How to find a Red-headed Woodpecker:
1: Check FLARBA updates.
2: See report of Red-headed Woodpecker on grounds of the former Riviera Middle School.
3: Drive from Dunedin to St. Petersburg,(30-40 minutes).
4: Spend an hour or so looking for the Red-headed Woodpecker, either as the sun comes up or sets
5: Drive back to Dunedin, discouraged at only hearing the incessant cries of Blue Jays.
And so I followed the above protocol on Monday afternoon, Tuesday afternoon, Wednesday morning and evening to no avail. But, finally, this morning,(to avail?), thinking this would be my last and final attempt for the Red-headed Woodpecker this time around, it was just sitting on a fence when I walked around the corner. It posed politely for a photo, before hopping onto a tree trunk for some pecking, before disappearing into a another tree. Good enough me. I finally saw the bird, proving once again that Big Years are about Patience, determination and not giving up no matter how crazy you feel wandering around a suburban neighborhood wondering if the "neighbors" are reporting you as a Peeping Tom.
Now I can move on, though it was a nice neighborhood to bird in. Mostly quiet, many dog walkers out and about, including a woman who had just yesterday seen the woodpecker hereself,(gave me hope to go on).
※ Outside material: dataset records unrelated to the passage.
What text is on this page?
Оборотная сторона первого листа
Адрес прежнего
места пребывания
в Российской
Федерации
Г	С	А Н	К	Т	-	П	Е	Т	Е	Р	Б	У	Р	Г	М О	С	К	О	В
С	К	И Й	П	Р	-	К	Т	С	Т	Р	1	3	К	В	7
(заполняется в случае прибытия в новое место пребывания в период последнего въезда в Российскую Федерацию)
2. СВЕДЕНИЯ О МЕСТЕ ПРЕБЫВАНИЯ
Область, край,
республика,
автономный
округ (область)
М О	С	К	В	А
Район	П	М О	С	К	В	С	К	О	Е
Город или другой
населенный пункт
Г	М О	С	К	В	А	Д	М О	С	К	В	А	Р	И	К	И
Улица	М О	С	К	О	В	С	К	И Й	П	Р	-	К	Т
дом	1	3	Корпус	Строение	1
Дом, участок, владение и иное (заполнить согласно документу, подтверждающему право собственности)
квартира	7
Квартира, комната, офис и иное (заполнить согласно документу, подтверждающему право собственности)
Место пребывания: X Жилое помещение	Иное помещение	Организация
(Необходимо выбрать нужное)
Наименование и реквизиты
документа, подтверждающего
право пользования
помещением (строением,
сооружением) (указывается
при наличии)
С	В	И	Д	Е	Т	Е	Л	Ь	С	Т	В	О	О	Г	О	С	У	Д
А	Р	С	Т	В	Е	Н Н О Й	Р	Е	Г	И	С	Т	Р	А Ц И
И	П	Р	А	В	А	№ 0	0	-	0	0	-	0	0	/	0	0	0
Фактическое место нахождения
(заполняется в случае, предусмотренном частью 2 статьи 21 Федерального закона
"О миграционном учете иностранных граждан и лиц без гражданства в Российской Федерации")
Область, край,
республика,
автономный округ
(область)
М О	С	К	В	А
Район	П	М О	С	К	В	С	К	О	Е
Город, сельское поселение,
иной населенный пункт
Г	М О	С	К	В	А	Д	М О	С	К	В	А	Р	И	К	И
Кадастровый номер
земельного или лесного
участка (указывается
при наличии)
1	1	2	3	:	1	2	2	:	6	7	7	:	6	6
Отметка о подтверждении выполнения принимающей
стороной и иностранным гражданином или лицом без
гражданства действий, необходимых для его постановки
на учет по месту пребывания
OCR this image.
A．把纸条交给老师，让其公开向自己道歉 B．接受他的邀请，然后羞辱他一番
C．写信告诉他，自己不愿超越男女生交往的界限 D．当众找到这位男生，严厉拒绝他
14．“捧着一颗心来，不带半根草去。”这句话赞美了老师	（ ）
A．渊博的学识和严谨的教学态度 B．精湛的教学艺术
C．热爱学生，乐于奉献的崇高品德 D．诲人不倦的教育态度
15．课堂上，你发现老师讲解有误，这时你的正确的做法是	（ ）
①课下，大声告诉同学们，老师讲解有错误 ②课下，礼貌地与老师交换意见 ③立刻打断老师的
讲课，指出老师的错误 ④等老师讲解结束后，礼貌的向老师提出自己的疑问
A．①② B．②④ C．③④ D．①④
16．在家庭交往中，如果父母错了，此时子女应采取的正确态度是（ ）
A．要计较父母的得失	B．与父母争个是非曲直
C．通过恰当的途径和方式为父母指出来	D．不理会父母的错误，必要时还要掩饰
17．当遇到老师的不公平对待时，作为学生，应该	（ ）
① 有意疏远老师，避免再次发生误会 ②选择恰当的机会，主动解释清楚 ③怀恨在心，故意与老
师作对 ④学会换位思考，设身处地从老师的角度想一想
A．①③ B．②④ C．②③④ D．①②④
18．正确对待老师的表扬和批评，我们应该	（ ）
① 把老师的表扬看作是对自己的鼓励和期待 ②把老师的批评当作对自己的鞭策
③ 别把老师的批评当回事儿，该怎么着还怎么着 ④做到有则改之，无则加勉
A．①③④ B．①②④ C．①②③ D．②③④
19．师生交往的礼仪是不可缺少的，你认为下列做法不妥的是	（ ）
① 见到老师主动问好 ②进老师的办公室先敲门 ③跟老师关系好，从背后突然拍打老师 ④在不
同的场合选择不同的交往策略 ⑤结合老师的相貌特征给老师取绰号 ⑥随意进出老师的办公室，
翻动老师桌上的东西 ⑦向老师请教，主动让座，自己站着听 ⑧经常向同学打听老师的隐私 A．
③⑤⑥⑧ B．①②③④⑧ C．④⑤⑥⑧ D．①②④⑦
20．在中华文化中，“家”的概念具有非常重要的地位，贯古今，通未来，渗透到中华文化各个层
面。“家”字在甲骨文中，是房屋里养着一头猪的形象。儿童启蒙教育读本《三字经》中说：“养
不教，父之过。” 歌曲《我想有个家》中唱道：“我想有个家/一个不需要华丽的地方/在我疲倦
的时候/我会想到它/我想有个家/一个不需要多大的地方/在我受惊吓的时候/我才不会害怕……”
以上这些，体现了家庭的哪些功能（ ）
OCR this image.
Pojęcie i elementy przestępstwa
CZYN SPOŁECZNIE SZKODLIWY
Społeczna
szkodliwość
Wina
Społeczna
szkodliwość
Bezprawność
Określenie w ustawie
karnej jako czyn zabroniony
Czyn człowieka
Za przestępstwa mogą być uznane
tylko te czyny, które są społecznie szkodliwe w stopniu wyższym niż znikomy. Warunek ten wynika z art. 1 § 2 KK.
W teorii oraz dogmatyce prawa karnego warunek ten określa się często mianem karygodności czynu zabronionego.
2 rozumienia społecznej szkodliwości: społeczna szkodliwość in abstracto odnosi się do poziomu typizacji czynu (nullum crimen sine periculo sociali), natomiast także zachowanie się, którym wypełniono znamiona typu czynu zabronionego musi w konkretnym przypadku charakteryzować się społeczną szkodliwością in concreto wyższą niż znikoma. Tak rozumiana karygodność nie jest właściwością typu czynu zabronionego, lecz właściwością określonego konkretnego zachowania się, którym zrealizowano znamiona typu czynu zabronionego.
Lots of Hawk, including a Red-Shouldered Hawk this morning, Doves, and Ibis and Killdeer, and more Blue Jays than the team I work for. The Blue Jays call is one I can add to my list, along with Osprey and Red-winged Blackbird, that I don't care for so much. Give me good ol' song birds anytime.
It is both fun and interesting that some "rare" birds are just so easy to find, the Green-tailed Towhee, for instance, that is at Possum Branch every time I visit, yet it took multiple attempts to find this guy, even though it has been seen at least once a day by others since it was first reported.